Dans un monde de plus en plus façonné par les algorithmes, la data et l’intelligence artificielle, une nouvelle génération d’Africains se lève, connectée, créative et audacieuse. Leur arme ? La technologie. Leur champ de bataille ? Un continent plein de défis, mais aussi d’opportunités. Rencontre exclusive avec Helly K. Gbene, expert panafricain en veille stratégique et développement et CEO du Cabinet d’Ingénierie de Formation & Consulting – IF&C Togo, qui décrypte pour nous les enjeux, défis et perspectives d’un entrepreneuriat technologique africain en quête de souveraineté.
Journaliste : Helly Gbene (HG), on parle beaucoup de “startups africaines” et de “révolution numérique” sur le continent. Quel est, selon vous, l’état réel de l’entrepreneuriat technologique africain aujourd’hui ?
Helly Gbene :
Il est en pleine ébullition. L’Afrique est l’un des continents les plus fertiles pour l’innovation technologique. Ce qui est passionnant, c’est que nos entrepreneurs ne copient pas les modèles occidentaux, ils les réinventent. Ils font de l’innovation frugale : résoudre des problèmes complexes avec des moyens simples et adaptés au terrain. Des jeunes créent des fintechs pour bancariser les exclus, des plateformes pour l’agriculture intelligente, ou des solutions d’e-santé pour les zones rurales. Le continent a dépassé le stade de spectateur : il est acteur de sa propre transformation numérique.

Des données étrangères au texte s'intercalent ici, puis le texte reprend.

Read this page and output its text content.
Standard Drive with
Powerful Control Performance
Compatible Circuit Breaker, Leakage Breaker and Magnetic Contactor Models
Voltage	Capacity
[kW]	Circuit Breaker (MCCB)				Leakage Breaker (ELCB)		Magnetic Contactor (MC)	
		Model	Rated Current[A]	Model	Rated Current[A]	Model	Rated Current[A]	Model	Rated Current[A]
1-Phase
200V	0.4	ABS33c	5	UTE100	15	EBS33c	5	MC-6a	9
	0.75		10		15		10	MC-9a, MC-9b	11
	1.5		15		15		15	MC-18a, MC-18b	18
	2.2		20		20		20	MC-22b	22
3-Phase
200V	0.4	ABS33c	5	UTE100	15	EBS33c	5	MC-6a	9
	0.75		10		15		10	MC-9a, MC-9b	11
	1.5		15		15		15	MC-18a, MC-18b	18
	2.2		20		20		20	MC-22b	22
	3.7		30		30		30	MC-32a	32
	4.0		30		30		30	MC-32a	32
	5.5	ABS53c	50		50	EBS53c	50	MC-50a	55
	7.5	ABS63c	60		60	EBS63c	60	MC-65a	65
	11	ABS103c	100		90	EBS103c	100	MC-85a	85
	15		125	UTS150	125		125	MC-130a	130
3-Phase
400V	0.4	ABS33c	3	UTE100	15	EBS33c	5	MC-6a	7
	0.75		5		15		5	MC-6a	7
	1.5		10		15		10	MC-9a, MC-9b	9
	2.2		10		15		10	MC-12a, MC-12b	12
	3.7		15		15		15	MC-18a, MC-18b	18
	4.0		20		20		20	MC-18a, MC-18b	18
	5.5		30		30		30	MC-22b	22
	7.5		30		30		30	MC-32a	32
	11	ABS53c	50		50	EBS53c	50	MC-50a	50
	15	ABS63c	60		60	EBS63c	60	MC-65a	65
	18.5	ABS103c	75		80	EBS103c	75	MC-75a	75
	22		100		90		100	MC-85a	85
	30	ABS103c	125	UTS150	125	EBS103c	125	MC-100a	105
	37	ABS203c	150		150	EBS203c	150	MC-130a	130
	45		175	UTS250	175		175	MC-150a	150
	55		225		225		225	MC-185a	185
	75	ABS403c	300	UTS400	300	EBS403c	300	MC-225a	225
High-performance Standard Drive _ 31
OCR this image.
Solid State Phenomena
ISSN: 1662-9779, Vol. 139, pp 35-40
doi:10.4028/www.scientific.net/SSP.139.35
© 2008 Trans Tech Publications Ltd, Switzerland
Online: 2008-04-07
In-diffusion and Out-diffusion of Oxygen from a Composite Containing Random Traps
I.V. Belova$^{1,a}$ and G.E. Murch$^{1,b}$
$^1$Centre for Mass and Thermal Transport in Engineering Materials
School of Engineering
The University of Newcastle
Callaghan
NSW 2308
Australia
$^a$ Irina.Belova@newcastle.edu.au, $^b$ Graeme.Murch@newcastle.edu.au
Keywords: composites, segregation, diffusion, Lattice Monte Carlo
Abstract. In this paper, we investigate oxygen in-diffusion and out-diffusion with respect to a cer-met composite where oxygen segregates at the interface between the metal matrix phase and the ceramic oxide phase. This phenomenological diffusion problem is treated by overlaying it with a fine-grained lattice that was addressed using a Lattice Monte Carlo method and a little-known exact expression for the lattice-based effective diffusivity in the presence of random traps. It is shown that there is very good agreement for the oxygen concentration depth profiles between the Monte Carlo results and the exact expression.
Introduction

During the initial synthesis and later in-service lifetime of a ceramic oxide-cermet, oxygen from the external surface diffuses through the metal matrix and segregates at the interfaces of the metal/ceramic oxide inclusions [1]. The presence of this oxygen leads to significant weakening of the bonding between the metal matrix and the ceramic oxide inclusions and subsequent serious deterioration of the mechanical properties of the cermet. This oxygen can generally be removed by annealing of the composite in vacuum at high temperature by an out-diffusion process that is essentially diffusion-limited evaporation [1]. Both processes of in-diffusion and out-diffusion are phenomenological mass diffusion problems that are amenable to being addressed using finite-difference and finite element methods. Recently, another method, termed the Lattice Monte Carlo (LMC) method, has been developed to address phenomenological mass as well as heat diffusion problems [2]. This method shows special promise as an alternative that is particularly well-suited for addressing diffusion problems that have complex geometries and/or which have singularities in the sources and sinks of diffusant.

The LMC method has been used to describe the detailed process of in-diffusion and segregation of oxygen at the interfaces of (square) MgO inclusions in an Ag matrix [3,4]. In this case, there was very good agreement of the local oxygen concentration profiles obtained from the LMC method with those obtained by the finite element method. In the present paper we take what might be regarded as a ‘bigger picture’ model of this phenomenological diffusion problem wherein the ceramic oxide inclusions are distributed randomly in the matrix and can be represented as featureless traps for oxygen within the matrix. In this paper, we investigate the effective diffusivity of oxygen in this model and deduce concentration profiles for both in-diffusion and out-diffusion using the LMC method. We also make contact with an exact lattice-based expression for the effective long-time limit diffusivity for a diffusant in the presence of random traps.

Journaliste : Et pourtant, on parle toujours de pauvreté, d’infrastructures limitées, d’accès difficile au financement… Qu’est-ce qui freine vraiment cet élan ?
Helly Gbene : Trois grandes barrières : le financement, l’environnement réglementaire, et le manque de souveraineté technologique. Les startups africaines ne captent qu’une infime part (2%) des financements mondiaux. Beaucoup de projets meurent faute de capital patient. Ensuite, les lois sont souvent dépassées : créer une entreprise tech peut devenir un parcours du combattant. Enfin, on importe encore trop de technologies, au lieu d’en produire. On est consommateurs de solutions étrangères, au lieu d’être maîtres de nos propres infrastructures numériques.
Journaliste : Vous parlez de souveraineté. Pensez-vous que la technologie soit aujourd’hui un nouveau terrain de lutte pour l’indépendance africaine ?
Helly Gbene : Absolument. Après la colonisation territoriale, la domination monétaire (comme le franc CFA), et la dépendance économique, nous entrons dans l’ère de la colonisation numérique. Nos données sont stockées ailleurs, nos outils d’analyse viennent de la Silicon Valley, nos intelligences artificielles sont formées sur des bases culturelles qui ne nous représentent pas. Si nous ne réagissons pas, nous serons numériquement colonisés.
Journaliste : Alors, que faire ? Quels leviers actionner pour une révolution technologique souveraine et inclusive ?
Helly Gbene : Voici cinq leviers structurants :
1. Créer un fonds panafricain d’investissement pour la tech : alimenté par les États, la diaspora, et le secteur privé africain.
2. Lancer une zone numérique africaine commune avec des standards partagés, un cadre légal unifié et des clouds souverains.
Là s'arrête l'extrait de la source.